N'allez plus à l'Hadopi, l'Hadopi vient à vous

Robert Tollot, enseignant, était convoqué le 21 septembre dans les locaux de la Rue de Texel. Finalement, la Hadopi vient de lui signifier que son rendez-vous est repoussé dans l'attente des résultats d'une instruction complémentaire. Autre information : la Hadopi va maintenant se rapprocher des personnes menacées en Province.

Cet enseignant de la Loire avait été flashé alors qu’il était en cours, et sans jamais s’adonner aux échanges sur réseaux P2P.

enseignant hadopi convoqué

« Je monte à Paris à mes frais, indiquait-il avant de menacer, si les choses vont plus loin je ferai évidemment un recours auprès de la Cour européenne de Justice ». Dans le même temps il faisait appel aux services de SOS-Hadopi pour se faire accompagner à ce rendez-vous.

Finalement, dans un courrier reçu début septembre, la Hadopi lui signifie que ce rendez-vous est reporté sine die, dans l’attente des « résultats d’investigations complémentaires » diligentés après les observations faites par l’abonné. La Hadopi l'informe aussi que « nous devrions recevoir des informations complémentaires concernant votre dossier, notamment de la part de votre fournisseur d’accès ».

La situation de ce flashage serait ainsi suffisamment atypique pour justifier ce supplément d'enquête. Preuve aussi que la justice automatisée peut parfois toussoter.
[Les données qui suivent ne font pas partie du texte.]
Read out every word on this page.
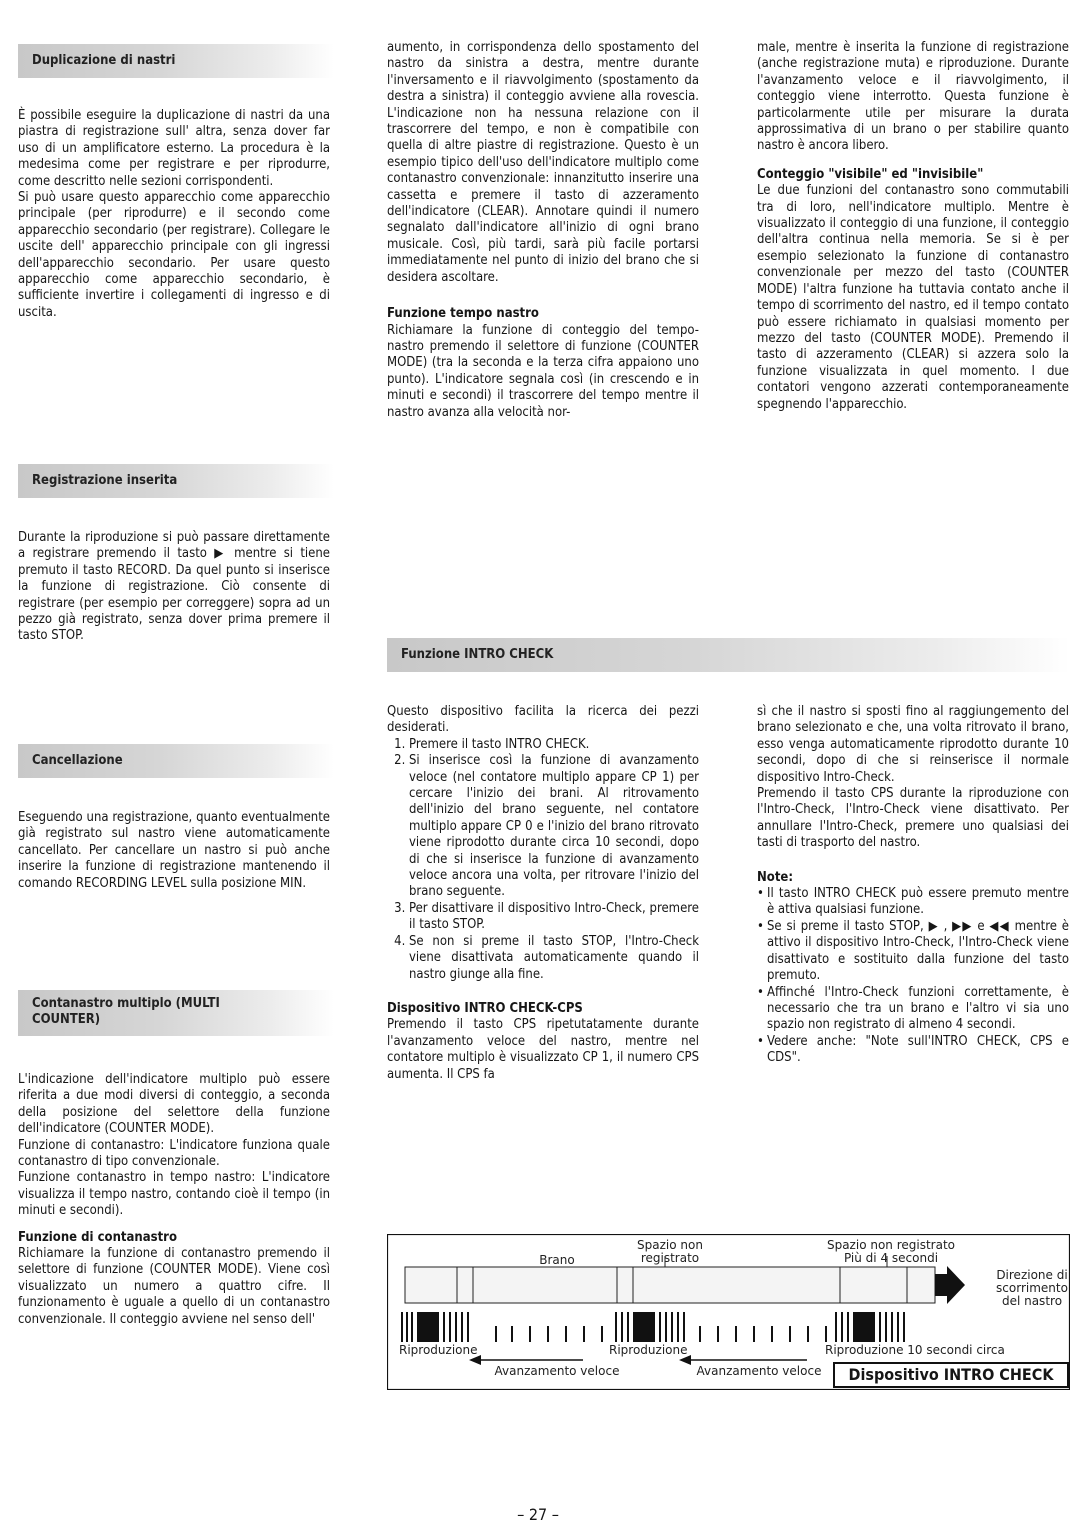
Duplicazione di nastri

È possibile eseguire la duplicazione di nastri da una piastra di registrazione sull' altra, senza dover far uso di un amplificatore esterno. La procedura è la medesima come per registrare e per riprodurre, come descritto nelle sezioni corrispondenti.

Si può usare questo apparecchio come apparecchio principale (per riprodurre) e il secondo come apparecchio secondario (per registrare). Collegare le uscite dell' apparecchio principale con gli ingressi dell'apparecchio secondario. Per usare questo apparecchio come apparecchio secondario, è sufficiente invertire i collegamenti di ingresso e di uscita.

Registrazione inserita

Durante la riproduzione si può passare direttamente a registrare premendo il tasto ▶ mentre si tiene premuto il tasto RECORD. Da quel punto si inserisce la funzione di registrazione. Ciò consente di registrare (per esempio per correggere) sopra ad un pezzo già registrato, senza dover prima premere il tasto STOP.

Cancellazione

Eseguendo una registrazione, quanto eventualmente già registrato sul nastro viene automaticamente cancellato. Per cancellare un nastro si può anche inserire la funzione di registrazione mantenendo il comando RECORDING LEVEL sulla posizione MIN.

Contanastro multiplo (MULTI COUNTER)

L'indicazione dell'indicatore multiplo può essere riferita a due modi diversi di conteggio, a seconda della posizione del selettore della funzione dell'indicatore (COUNTER MODE).

Funzione di contanastro: L'indicatore funziona quale contanastro di tipo convenzionale.

Funzione contanastro in tempo nastro: L'indicatore visualizza il tempo nastro, contando cioè il tempo (in minuti e secondi).

Funzione di contanastro

Richiamare la funzione di contanastro premendo il selettore di funzione (COUNTER MODE). Viene così visualizzato un numero a quattro cifre. Il funzionamento è uguale a quello di un contanastro convenzionale. Il conteggio avviene nel senso dell'

aumento, in corrispondenza dello spostamento del nastro da sinistra a destra, mentre durante l'inversamento e il riavvolgimento (spostamento da destra a sinistra) il conteggio avviene alla rovescia. L'indicazione non ha nessuna relazione con il trascorrere del tempo, e non è compatibile con quella di altre piastre di registrazione. Questo è un esempio tipico dell'uso dell'indicatore multiplo come contanastro convenzionale: innanzitutto inserire una cassetta e premere il tasto di azzeramento dell'indicatore (CLEAR). Annotare quindi il numero segnalato dall'indicatore all'inizio di ogni brano musicale. Così, più tardi, sarà più facile portarsi immediatamente nel punto di inizio del brano che si desidera ascoltare.

Funzione tempo nastro

Richiamare la funzione di conteggio del tempo-nastro premendo il selettore di funzione (COUNTER MODE) (tra la seconda e la terza cifra appaiono uno punto). L'indicatore segnala così (in crescendo e in minuti e secondi) il trascorrere del tempo mentre il nastro avanza alla velocità nor-

male, mentre è inserita la funzione di registrazione (anche registrazione muta) e riproduzione. Durante l'avanzamento veloce e il riavvolgimento, il conteggio viene interrotto. Questa funzione è particolarmente utile per misurare la durata approssimativa di un brano o per stabilire quanto nastro è ancora libero.

Conteggio "visibile" ed "invisibile"

Le due funzioni del contanastro sono commutabili tra di loro, nell'indicatore multiplo. Mentre è visualizzato il conteggio di una funzione, il conteggio dell'altra continua nella memoria. Se si è per esempio selezionato la funzione di contanastro convenzionale per mezzo del tasto (COUNTER MODE) l'altra funzione ha tuttavia contato anche il tempo di scorrimento del nastro, ed il tempo contato può essere richiamato in qualsiasi momento per mezzo del tasto (COUNTER MODE). Premendo il tasto di azzeramento (CLEAR) si azzera solo la funzione visualizzata in quel momento. I due contatori vengono azzerati contemporaneamente spegnendo l'apparecchio.

Funzione INTRO CHECK

Questo dispositivo facilita la ricerca dei pezzi desiderati.

1. Premere il tasto INTRO CHECK.
2. Si inserisce così la funzione di avanzamento veloce (nel contatore multiplo appare CP 1) per cercare l'inizio dei brani. Al ritrovamento dell'inizio del brano seguente, nel contatore multiplo appare CP 0 e l'inizio del brano ritrovato viene riprodotto durante circa 10 secondi, dopo di che si inserisce la funzione di avanzamento veloce ancora una volta, per ritrovare l'inizio del brano seguente.
3. Per disattivare il dispositivo Intro-Check, premere il tasto STOP.
4. Se non si preme il tasto STOP, l'Intro-Check viene disattivata automaticamente quando il nastro giunge alla fine.

Dispositivo INTRO CHECK-CPS

Premendo il tasto CPS ripetutatamente durante l'avanzamento veloce del nastro, mentre nel contatore multiplo è visualizzato CP 1, il numero CPS aumenta. Il CPS fa

sì che il nastro si sposti fino al raggiungemento del brano selezionato e che, una volta ritrovato il brano, esso venga automaticamente riprodotto durante 10 secondi, dopo di che si reinserisce il normale dispositivo Intro-Check.

Premendo il tasto CPS durante la riproduzione con l'Intro-Check, l'Intro-Check viene disattivato. Per annullare l'Intro-Check, premere uno qualsiasi dei tasti di trasporto del nastro.

Note:

• Il tasto INTRO CHECK può essere premuto mentre è attiva qualsiasi funzione.
• Se si preme il tasto STOP, ▶ , ▶▶ e ◀◀ mentre è attivo il dispositivo Intro-Check, l'Intro-Check viene disattivato e sostituito dalla funzione del tasto premuto.
• Affinché l'Intro-Check funzioni correttamente, è necessario che tra un brano e l'altro vi sia uno spazio non registrato di almeno 4 secondi.
• Vedere anche: "Note sull'INTRO CHECK, CPS e CDS".
Direzione di
scorrimento
del nastro
Brano
Spazio non
registrato
Spazio non registrato
Più di 4 secondi
Riproduzione	Riproduzione	Riproduzione 10 secondi circa
Avanzamento veloce	Avanzamento veloce	Dispositivo INTRO CHECK
– 27 –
Nouveauté : la Hadopi tente de rassurer cet abonné. Sa future audition n’aura pas lieu dans ses locaux, rue de Texel, mais plus près de chez lui. La Hadopi « met en place un dispositif spécifique pour les auditions des abonnés résidant en dehors de la région parisienne ». Il faut dire que le rendez-vous du 21 à Paris s’annonçait fortement médiatisé alors que la Hadopi défend encore et toujours son versant pédagogique... Avec une dispersion en province, le bruit médiatique s'éloigne, surtout si l'échange s'orchestre autour d'un système de videoconférence.

Dans un communiqué, SOS Hadopi souligne pour sa part qu’au vu du dossier, « il est apparu que [les] accusations ne semblaient pas fondées » à l’égard de cet enseignant. Des accusations qui « ne pouvaient constituer un délit de négligence caractérisée ». Cette affaire « démontre une fois de plus que le dispositif de riposte graduée instauré par la loi HADOPI, loin de protéger les artistes, crée une insécurité permanente pour tous les internautes français. Ils deviennent de facto, dans l’arbitraire le plus absolu, des présumés coupables, des «délinquants honnêtes» ».